Officials Say Burning Oil Rig in Gulf of Mexico Has Sunk
Fires finally cause the oil rig to sink following an explosion two night ago.
April 22, 2010 -- A burning oil rig sank into 5,000 feet of water in the Gulf of Mexico today while the search by air for 11 workers still missing continued.
The U.S. Coast Guard, which is leading the search, said it will now begin to assess the pollution the disaster has caused. About 300,000 gallons of crude oil have been released into the Gulf.
Nearly 100 survivors of Tuesday's explosion -- which sent several workers diving off the 75-foot platform -- arrived in a New Orleans port early this morning, Kerver said. Seventeen others were taken to area hospitals, some with critical injuries.
The survivors told ABC News today it was very good luck that a supply ship, the Damon Bankston, was tethered to the rig when the explosion occurred. Survivors scrambled onboard following the explosion. The Bankston's crew then cut the lines and moved a few hundred yards from the rig, picking up the remaining survivors they found in lifeboats. Medics were then able to quickly tend to the seriously injured.
Overnight two Coast Guard cutters continued the search for the 11 missing, eerily illuminated by the massive fireball on the platform that has yet to be extinguished. Already nearly 2,000 square miles have been scoured, the Coast Guard said. This afternoon, the Coast Guard said the odds of survival at sea for the missing men are now slim and that the search for survivors will be called off before dawn on Friday.

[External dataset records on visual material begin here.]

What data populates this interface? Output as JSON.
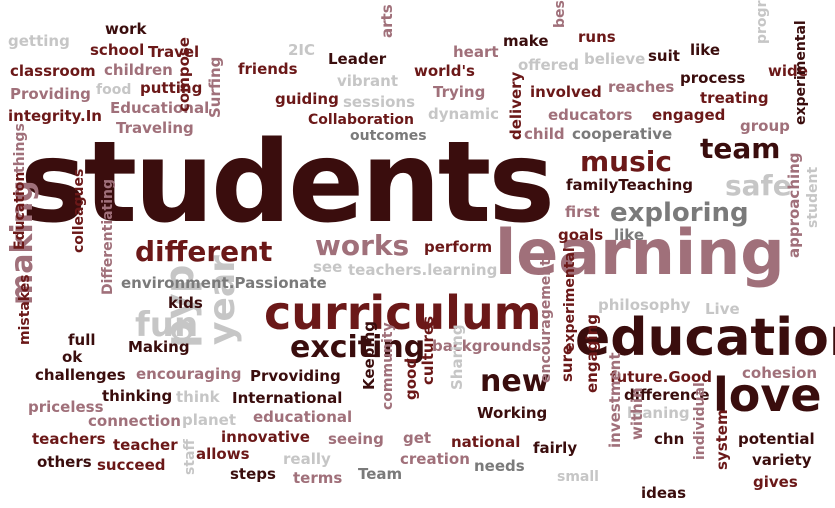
{
  "palette": {
    "dark": "#3a0d0d",
    "maroon": "#6b1818",
    "red": "#8e1f26",
    "rose": "#a0707a",
    "gray": "#7a7a7a",
    "lightgray": "#c6c6c6"
  },
  "words": [
    {
      "text": "students",
      "color": "dark"
    },
    {
      "text": "learning",
      "color": "rose"
    },
    {
      "text": "curriculum",
      "color": "maroon"
    },
    {
      "text": "education",
      "color": "dark"
    },
    {
      "text": "love",
      "color": "dark"
    },
    {
      "text": "exploring",
      "color": "gray"
    },
    {
      "text": "music",
      "color": "maroon"
    },
    {
      "text": "team",
      "color": "dark"
    },
    {
      "text": "safe",
      "color": "lightgray"
    },
    {
      "text": "different",
      "color": "maroon"
    },
    {
      "text": "works",
      "color": "rose"
    },
    {
      "text": "exciting",
      "color": "dark"
    },
    {
      "text": "new",
      "color": "dark"
    },
    {
      "text": "making",
      "color": "rose"
    },
    {
      "text": "fun",
      "color": "lightgray"
    },
    {
      "text": "pyp",
      "color": "lightgray"
    },
    {
      "text": "year",
      "color": "lightgray"
    },
    {
      "text": "work",
      "color": "dark"
    },
    {
      "text": "school",
      "color": "maroon"
    },
    {
      "text": "Travel",
      "color": "maroon"
    },
    {
      "text": "getting",
      "color": "lightgray"
    },
    {
      "text": "children",
      "color": "rose"
    },
    {
      "text": "classroom",
      "color": "maroon"
    },
    {
      "text": "food",
      "color": "lightgray"
    },
    {
      "text": "putting",
      "color": "maroon"
    },
    {
      "text": "Providing",
      "color": "rose"
    },
    {
      "text": "Educational",
      "color": "rose"
    },
    {
      "text": "integrity.In",
      "color": "maroon"
    },
    {
      "text": "Traveling",
      "color": "rose"
    },
    {
      "text": "compose",
      "color": "maroon"
    },
    {
      "text": "Surfing",
      "color": "rose"
    },
    {
      "text": "friends",
      "color": "maroon"
    },
    {
      "text": "guiding",
      "color": "maroon"
    },
    {
      "text": "2IC",
      "color": "lightgray"
    },
    {
      "text": "Leader",
      "color": "dark"
    },
    {
      "text": "arts",
      "color": "rose"
    },
    {
      "text": "vibrant",
      "color": "lightgray"
    },
    {
      "text": "sessions",
      "color": "lightgray"
    },
    {
      "text": "Collaboration",
      "color": "maroon"
    },
    {
      "text": "outcomes",
      "color": "gray"
    },
    {
      "text": "heart",
      "color": "rose"
    },
    {
      "text": "world's",
      "color": "maroon"
    },
    {
      "text": "Trying",
      "color": "rose"
    },
    {
      "text": "dynamic",
      "color": "lightgray"
    },
    {
      "text": "make",
      "color": "dark"
    },
    {
      "text": "best",
      "color": "rose"
    },
    {
      "text": "runs",
      "color": "maroon"
    },
    {
      "text": "offered",
      "color": "lightgray"
    },
    {
      "text": "believe",
      "color": "lightgray"
    },
    {
      "text": "suit",
      "color": "dark"
    },
    {
      "text": "like",
      "color": "dark"
    },
    {
      "text": "program",
      "color": "lightgray"
    },
    {
      "text": "wide",
      "color": "maroon"
    },
    {
      "text": "process",
      "color": "dark"
    },
    {
      "text": "reaches",
      "color": "rose"
    },
    {
      "text": "involved",
      "color": "maroon"
    },
    {
      "text": "treating",
      "color": "maroon"
    },
    {
      "text": "delivery",
      "color": "maroon"
    },
    {
      "text": "educators",
      "color": "rose"
    },
    {
      "text": "engaged",
      "color": "maroon"
    },
    {
      "text": "child",
      "color": "rose"
    },
    {
      "text": "cooperative",
      "color": "gray"
    },
    {
      "text": "group",
      "color": "rose"
    },
    {
      "text": "experimental",
      "color": "dark"
    },
    {
      "text": "familyTeaching",
      "color": "dark"
    },
    {
      "text": "first",
      "color": "rose"
    },
    {
      "text": "goals",
      "color": "maroon"
    },
    {
      "text": "like",
      "color": "gray"
    },
    {
      "text": "approaching",
      "color": "rose"
    },
    {
      "text": "student",
      "color": "lightgray"
    },
    {
      "text": "things",
      "color": "rose"
    },
    {
      "text": "Education",
      "color": "maroon"
    },
    {
      "text": "colleagues",
      "color": "maroon"
    },
    {
      "text": "Differentiating",
      "color": "rose"
    },
    {
      "text": "mistakes",
      "color": "maroon"
    },
    {
      "text": "full",
      "color": "dark"
    },
    {
      "text": "ok",
      "color": "dark"
    },
    {
      "text": "perform",
      "color": "maroon"
    },
    {
      "text": "see",
      "color": "lightgray"
    },
    {
      "text": "teachers.learning",
      "color": "lightgray"
    },
    {
      "text": "environment.Passionate",
      "color": "gray"
    },
    {
      "text": "kids",
      "color": "dark"
    },
    {
      "text": "philosophy",
      "color": "lightgray"
    },
    {
      "text": "Live",
      "color": "lightgray"
    },
    {
      "text": "Making",
      "color": "dark"
    },
    {
      "text": "backgrounds",
      "color": "rose"
    },
    {
      "text": "experimental",
      "color": "maroon"
    },
    {
      "text": "challenges",
      "color": "dark"
    },
    {
      "text": "encouraging",
      "color": "rose"
    },
    {
      "text": "Prvoviding",
      "color": "dark"
    },
    {
      "text": "Keeping",
      "color": "dark"
    },
    {
      "text": "community",
      "color": "rose"
    },
    {
      "text": "cultures",
      "color": "maroon"
    },
    {
      "text": "Sharing",
      "color": "lightgray"
    },
    {
      "text": "encouragement",
      "color": "rose"
    },
    {
      "text": "sure",
      "color": "maroon"
    },
    {
      "text": "engaging",
      "color": "maroon"
    },
    {
      "text": "future.Good",
      "color": "maroon"
    },
    {
      "text": "cohesion",
      "color": "rose"
    },
    {
      "text": "priceless",
      "color": "rose"
    },
    {
      "text": "thinking",
      "color": "dark"
    },
    {
      "text": "think",
      "color": "lightgray"
    },
    {
      "text": "International",
      "color": "dark"
    },
    {
      "text": "good",
      "color": "maroon"
    },
    {
      "text": "Working",
      "color": "dark"
    },
    {
      "text": "difference",
      "color": "dark"
    },
    {
      "text": "leaning",
      "color": "lightgray"
    },
    {
      "text": "connection",
      "color": "rose"
    },
    {
      "text": "planet",
      "color": "lightgray"
    },
    {
      "text": "educational",
      "color": "rose"
    },
    {
      "text": "teachers",
      "color": "maroon"
    },
    {
      "text": "teacher",
      "color": "maroon"
    },
    {
      "text": "innovative",
      "color": "maroon"
    },
    {
      "text": "seeing",
      "color": "rose"
    },
    {
      "text": "get",
      "color": "rose"
    },
    {
      "text": "national",
      "color": "maroon"
    },
    {
      "text": "fairly",
      "color": "dark"
    },
    {
      "text": "investment",
      "color": "rose"
    },
    {
      "text": "within",
      "color": "rose"
    },
    {
      "text": "chn",
      "color": "dark"
    },
    {
      "text": "individual",
      "color": "rose"
    },
    {
      "text": "potential",
      "color": "dark"
    },
    {
      "text": "others",
      "color": "dark"
    },
    {
      "text": "succeed",
      "color": "maroon"
    },
    {
      "text": "staff",
      "color": "lightgray"
    },
    {
      "text": "allows",
      "color": "maroon"
    },
    {
      "text": "really",
      "color": "lightgray"
    },
    {
      "text": "creation",
      "color": "rose"
    },
    {
      "text": "needs",
      "color": "gray"
    },
    {
      "text": "system",
      "color": "maroon"
    },
    {
      "text": "variety",
      "color": "dark"
    },
    {
      "text": "steps",
      "color": "dark"
    },
    {
      "text": "terms",
      "color": "rose"
    },
    {
      "text": "Team",
      "color": "gray"
    },
    {
      "text": "small",
      "color": "lightgray"
    },
    {
      "text": "ideas",
      "color": "dark"
    },
    {
      "text": "gives",
      "color": "maroon"
    }
  ]
}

Carolyn Kemp of Monterey, La., said Thursday that her grandson, Roy Wyatt Kemp, 27, was among the missing. She said he would have been on the drilling platform when it exploded.
"They're assuming all those men who were on the platform are dead," Kemp told the AP. "That's the last we've heard."
The family of Dewey Revette, a 48-year-old from southeast Mississippi, said he was also among the missing. He worked as a driller on the rig and had been with the company for 29 years.
"We're all just sitting around waiting for the phone to ring and hoping for good news. And praying about it," said Revette's 23-year-old daughter, Andrea Cochran.
"We have really good weather, which is fortunate in a search and rescue case," Coast Guard spokesperson Lt. Sue Kerver told "Good Morning America." "Calm seas, calm winds, good visibility."
In the meantime, the Associated Press reports that a lawsuit has been filed on behalf of one of the missing men, Shane Roshto, of Amite County, Miss. The suit claims that the companies involved in running the oil platform were negligent.
Before the rig sank, firefighting vessels struggled to contain the fire on top of the rig as plumes of smoke reportedly reaching 10,000 feet in the air.
"The best way to describe it is a big mushroom cloud, almost like a bomb went off," Coast Guard petty officer Blair Doten said.
The Coast Guard was working with BP, with which the rig is under contract, to shut down the fire's fuel source: the rig's well that can produce 13,000 gallons of raw crude oil an hour.
Official: 'Blowout' Possible Cause of Explosion
The rig, known as Deepwater Horizon, was finishing work on a new well at the floor of the Gulf when it was rocked by an explosion late Tuesday night. The 115 survivors that have been accounted for said they scrambled from the burning rig -- some piling into lifeboats, others jumping, risking the more than 75-foot dive into the sea.
Owned by Transocean Ltd., the rig is about twice the size of a football field and can drill up to 30,000 feet deep, according to Transocean's website.
Transocean's vice president, Adrian Rose, told the Associated Press the explosion appeared to be a blowout, meaning natural gas or oil forced its way up a well pipe and damaged equipment.
The Coast Guard said it was "preparing in advance" for any effect the explosion could have on the environment in the area.
Meanwhile, an undersea robot is being used to try to plug the well as crews on the surface struggle to contain the oil spill that already stretches five miles on the surface of the Gulf.